Take a look at this example:
You don’t necessarily need to use the package, but the pattern for chunking is shown there. The docs of the package also discuss other patterns.
Ps: if you will store independent matrices for each simulation and you can afford having a copy of all the data for each simulation, you can just use @threads
in front of the loop over the simulations. If, however, you want to create only of the order of nthreads
copies of the auxiliary buffers, you need to split the workload in chunks, as done there.
Using the package above, your code could be something like:
using ChunkSplitters
using Base.Threads
n_simulations = 1000
n_chunnks = Threads.nthreads() # can vary
out = [zeros(2, 2) for _ in 1:n_simulations]

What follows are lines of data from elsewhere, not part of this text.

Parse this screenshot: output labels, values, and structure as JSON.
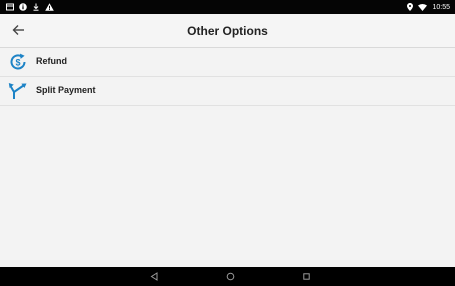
{
  "status_bar": {
    "time": "10:55",
    "left_icons": [
      "screen-icon",
      "info-icon",
      "download-icon",
      "warning-icon"
    ],
    "right_icons": [
      "location-icon",
      "wifi-icon"
    ]
  },
  "app_bar": {
    "back_icon": "back-arrow-icon",
    "title": "Other Options"
  },
  "options": [
    {
      "label": "Refund",
      "icon": "refund-icon"
    },
    {
      "label": "Split Payment",
      "icon": "split-arrows-icon"
    }
  ],
  "nav_bar": {
    "buttons": [
      "back-triangle-icon",
      "home-circle-icon",
      "recents-square-icon"
    ]
  },
  "colors": {
    "accent": "#1d83c6",
    "status_bar": "#050505",
    "nav_bar": "#000000",
    "background": "#f3f3f3"
  }
}
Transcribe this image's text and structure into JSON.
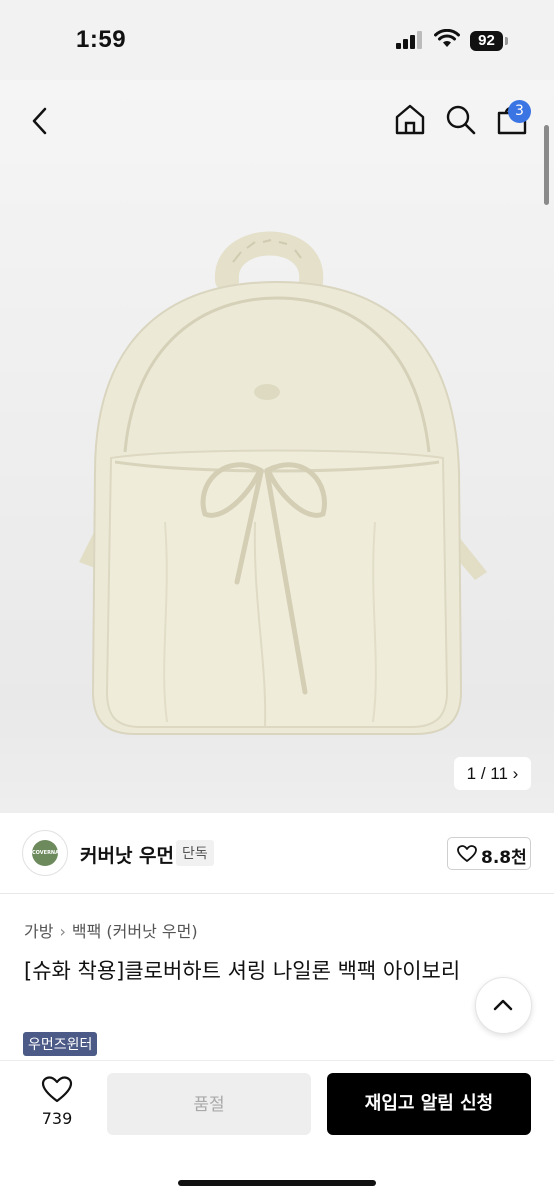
{
  "status_bar": {
    "time": "1:59",
    "battery": "92"
  },
  "header": {
    "icons": [
      "chevron-left-icon",
      "home-icon",
      "search-icon",
      "bag-icon"
    ],
    "cart_count": "3"
  },
  "gallery": {
    "counter": "1 / 11",
    "counter_icon": "chevron-right-icon"
  },
  "brand": {
    "name": "커버낫 우먼",
    "badge": "단독",
    "logo_text": "COVERNAT",
    "likes": "8.8천"
  },
  "breadcrumb": [
    "가방",
    "백팩 (커버낫 우먼)"
  ],
  "product": {
    "title": "[슈화 착용]클로버하트 셔링 나일론 백팩 아이보리",
    "tag": "우먼즈윈터"
  },
  "bottom_bar": {
    "wish_count": "739",
    "soldout_label": "품절",
    "restock_label": "재입고 알림 신청"
  },
  "colors": {
    "accent": "#3b74e3",
    "tag_bg": "#4b5a87",
    "bag": "#ece9d6"
  }
}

work_vector = [zeros(2) for _ in 1:nchunks]
for p in parameters
@threads for (i_range, i_chunk) in chunks(1:n_simulations, nchunks)
for i in i_range
monte_carlo_simulation!(p, work_vector[i_chunk], out[i]) # in-place changes to out[i]
end
end
save_data(out)
end
This pattern can have (the maybe unimportant) false-sharing issue mentioned below (but that’s a performance issue, not a correctness one, and may be irrelevant for you).
Alternatively you could create the output matrix for each simulation inside the for i in i_range
loop, and push or replace the values of the array of output matrices at the end of each simulation, in the case these output matrices are used within the simulation in hot loops (which may cause the false-sharing issue).
This is a working minimal example:
using ChunkSplitters
using Base.Threads
function simulation!(output, input, buffer)
s = 0.0 # expensive stuff, just to take time
for i in 2:10^3
s += log(i)^(1/13)
end
buffer[1] = input
output[1] = s * input * buffer[1]
end
function many_simulations2(n; nchunks = Threads.nthreads())
inputs = 1:n
outputs = [ zeros(1) for _ in 1:n ]
buffer = [zeros(1) for _ in 1:nchunks]
@threads for (sim_range, i_chunk) in chunks(1:n, nchunks)
for isim in sim_range
simulation!(outputs[isim], inputs[isim], buffer[i_chunk])
end
end
return outputs
end
This is a variation of the code above, using channels to store the buffers:
#
# Using channels to store buffers
#
function many_simulations(n; nchunks = Threads.nthreads())
inputs = 1:n
outputs = [ zeros(1) for _ in 1:n ]
buffers = Channel{Vector{Float64}}(nchunks)
for _ in 1:nchunks
put!(buffers, zeros(1))
end
@sync for (sim_range, _) in chunks(1:n, nchunks)
@spawn begin
buffer = take!(buffers)
for isim in sim_range
simulation!(outputs[isim], inputs[isim], buffer)
end
put!(buffers, buffer)
end
end
return outputs
end
I think also that this (simpler) pattern will solve any possible false sharing associated with the buffers. This creates the buffers independently for each chunk of work, and locally in the loop.
#
# Allocate the buffer for each chunk: avoids false sharing
#
using ChunkSplitters, Base.Threads
function many_simulations3(n; nchunks = Threads.nthreads())
inputs = 1:n
outputs = [ zeros(1) for _ in 1:n ]
@sync for (sim_range, _) in chunks(1:n, nchunks)
@spawn begin
local buffer = zeros(1) # obs: this "local" is redundant
for isim in sim_range
simulation!(outputs[isim], inputs[isim], buffer)
end
end
end
return outputs
end
(I don’t see any difference in performance in any of these functions, in the MWE).